The cavern was high. There was an archway and a tunnel lit by grey light leading out to open air. Something jogged my memory and I began to suspect that I had been here before. I caught the movement of something leggy and grey out of the corner of my eye, but when I turned to look, there was only the tunnel beyond the arch.

Then I saw her. She was carved into the wall, sitting in a half lotus position, holding in one hand a lotus root and with her other hand held out. Kwan Yin sat watching me and as I looked at her, she moved, began to unfold her legs and stand.

Her hair was falling about her shoulders and her face had lengthened. She stepped forward and I saw it was the river diva I had met at winter solstice on the Thames, only she had more colour.

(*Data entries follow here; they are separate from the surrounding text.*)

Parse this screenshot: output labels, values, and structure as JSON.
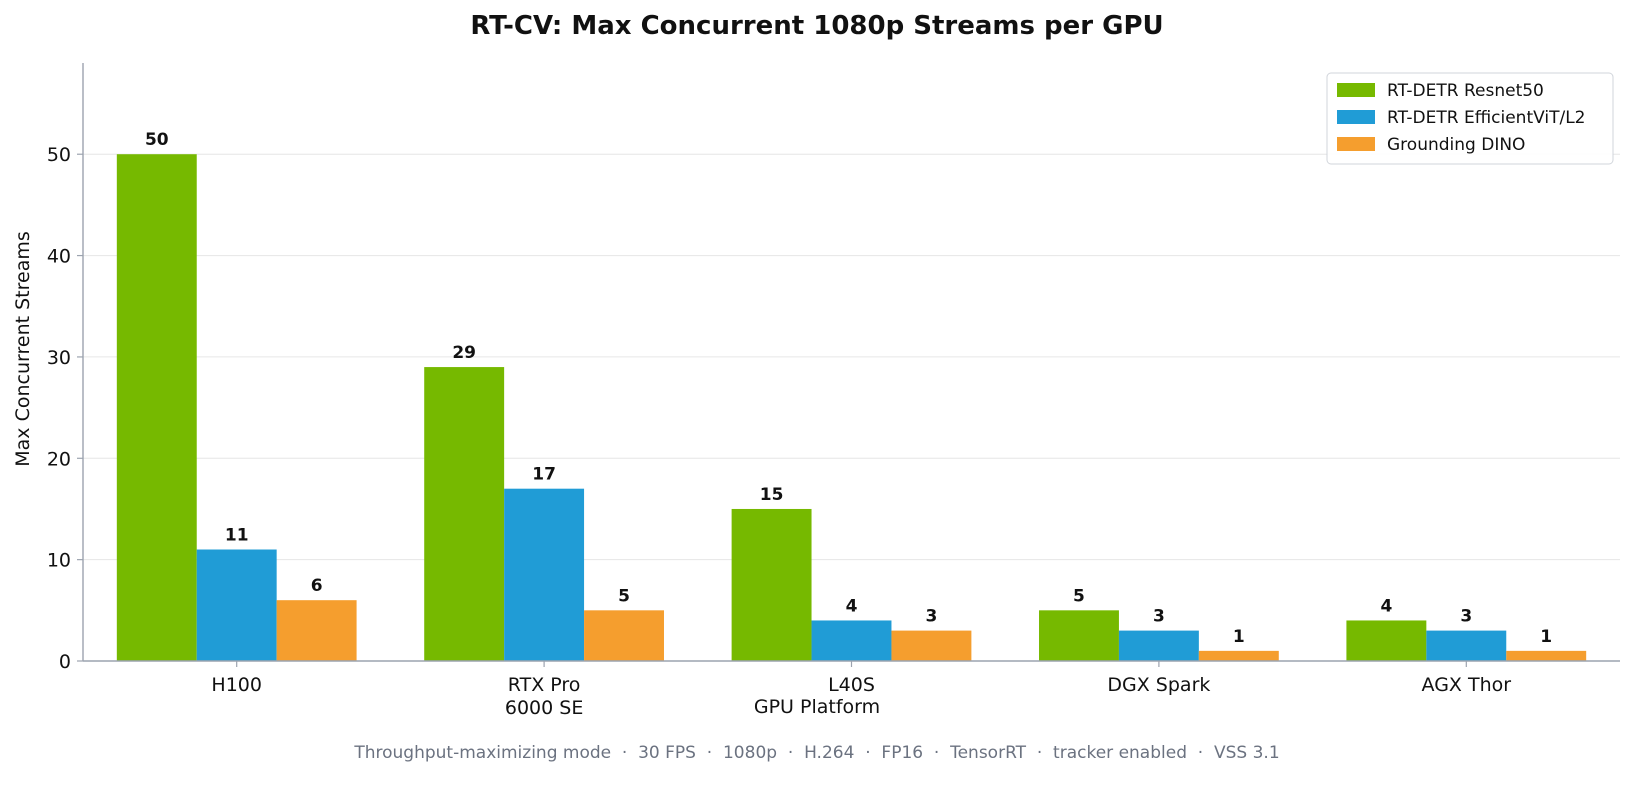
{
  "chart_data": {
    "type": "bar",
    "title": "RT-CV: Max Concurrent 1080p Streams per GPU",
    "xlabel": "GPU Platform",
    "ylabel": "Max Concurrent Streams",
    "categories": [
      [
        "H100"
      ],
      [
        "RTX Pro",
        "6000 SE"
      ],
      [
        "L40S"
      ],
      [
        "DGX Spark"
      ],
      [
        "AGX Thor"
      ]
    ],
    "series": [
      {
        "name": "RT-DETR Resnet50",
        "color": "#76b900",
        "values": [
          50,
          29,
          15,
          5,
          4
        ]
      },
      {
        "name": "RT-DETR EfficientViT/L2",
        "color": "#209cd6",
        "values": [
          11,
          17,
          4,
          3,
          3
        ]
      },
      {
        "name": "Grounding DINO",
        "color": "#f59e2e",
        "values": [
          6,
          5,
          3,
          1,
          1
        ]
      }
    ],
    "ylim": [
      0,
      59
    ],
    "yticks": [
      0,
      10,
      20,
      30,
      40,
      50
    ],
    "grid": "y",
    "legend_position": "top-right",
    "footnote": "Throughput-maximizing mode  ·  30 FPS  ·  1080p  ·  H.264  ·  FP16  ·  TensorRT  ·  tracker enabled  ·  VSS 3.1"
  }
}
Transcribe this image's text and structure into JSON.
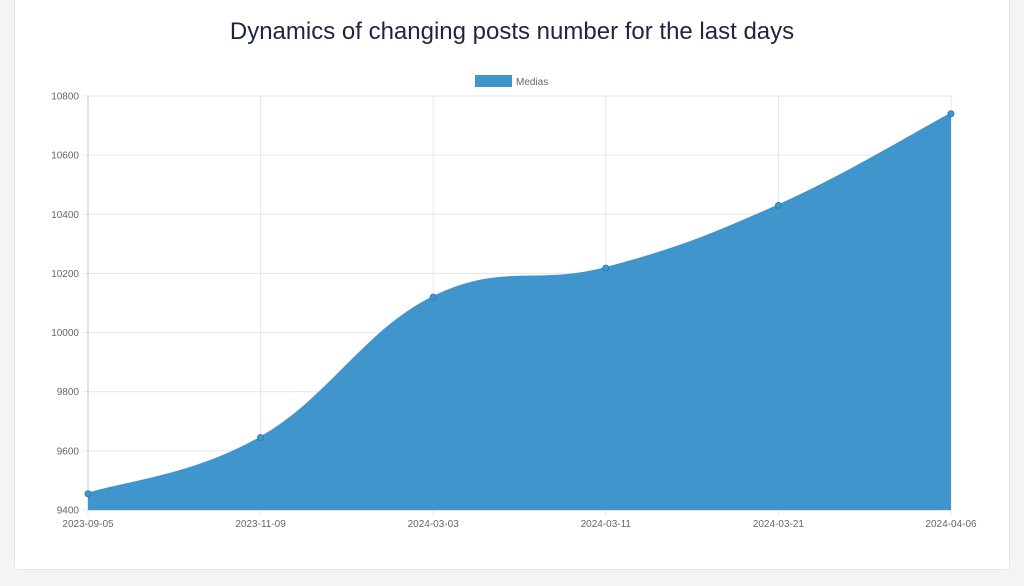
{
  "chart_data": {
    "type": "area",
    "title": "Dynamics of changing posts number for the last days",
    "x": [
      "2023-09-05",
      "2023-11-09",
      "2024-03-03",
      "2024-03-11",
      "2024-03-21",
      "2024-04-06"
    ],
    "series": [
      {
        "name": "Medias",
        "values": [
          9455,
          9645,
          10120,
          10218,
          10430,
          10740
        ],
        "color": "#3f95cc"
      }
    ],
    "ylim": [
      9400,
      10800
    ],
    "yticks": [
      9400,
      9600,
      9800,
      10000,
      10200,
      10400,
      10600,
      10800
    ],
    "grid": true,
    "legend": "top-center",
    "xlabel": "",
    "ylabel": ""
  }
}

Her hair was brownie grey rattails and she was pale skinned, but her eyes shun like jade green pebbles.

She bent and reached into the water, pulling out a flat, round edged grey river stone which she presented to me. Then she was still and back on the wall. Kwan Yin was watching me again. I gazed back at her and there was such a feeling of love in my heart that I felt the tears prick my eyes. Had I dreamed the change? I was not sure. But in my hand I held the little river stone so it must have been true.

Bowing low to Kwan Yin, and acknowledging the other one also there, I dove back into the water and made my way back to the river.

Sitting on the bench I began to sing:

β€œThe river is flowing, flowing and growing.
The river is flowing down to the sea.
Mother earth carry me, your child I will always be.
Mother earth carry me back to the sea.

The moon she is waiting, waxing and waning.
The moon she is waiting for us to be free.
Sister moon shine on me, your child I will always be.
Sister Moon shine on me, until I am free.”

It was time to go. We opened the circle and collected our things together and made our way back to the car, for I had a train to catch.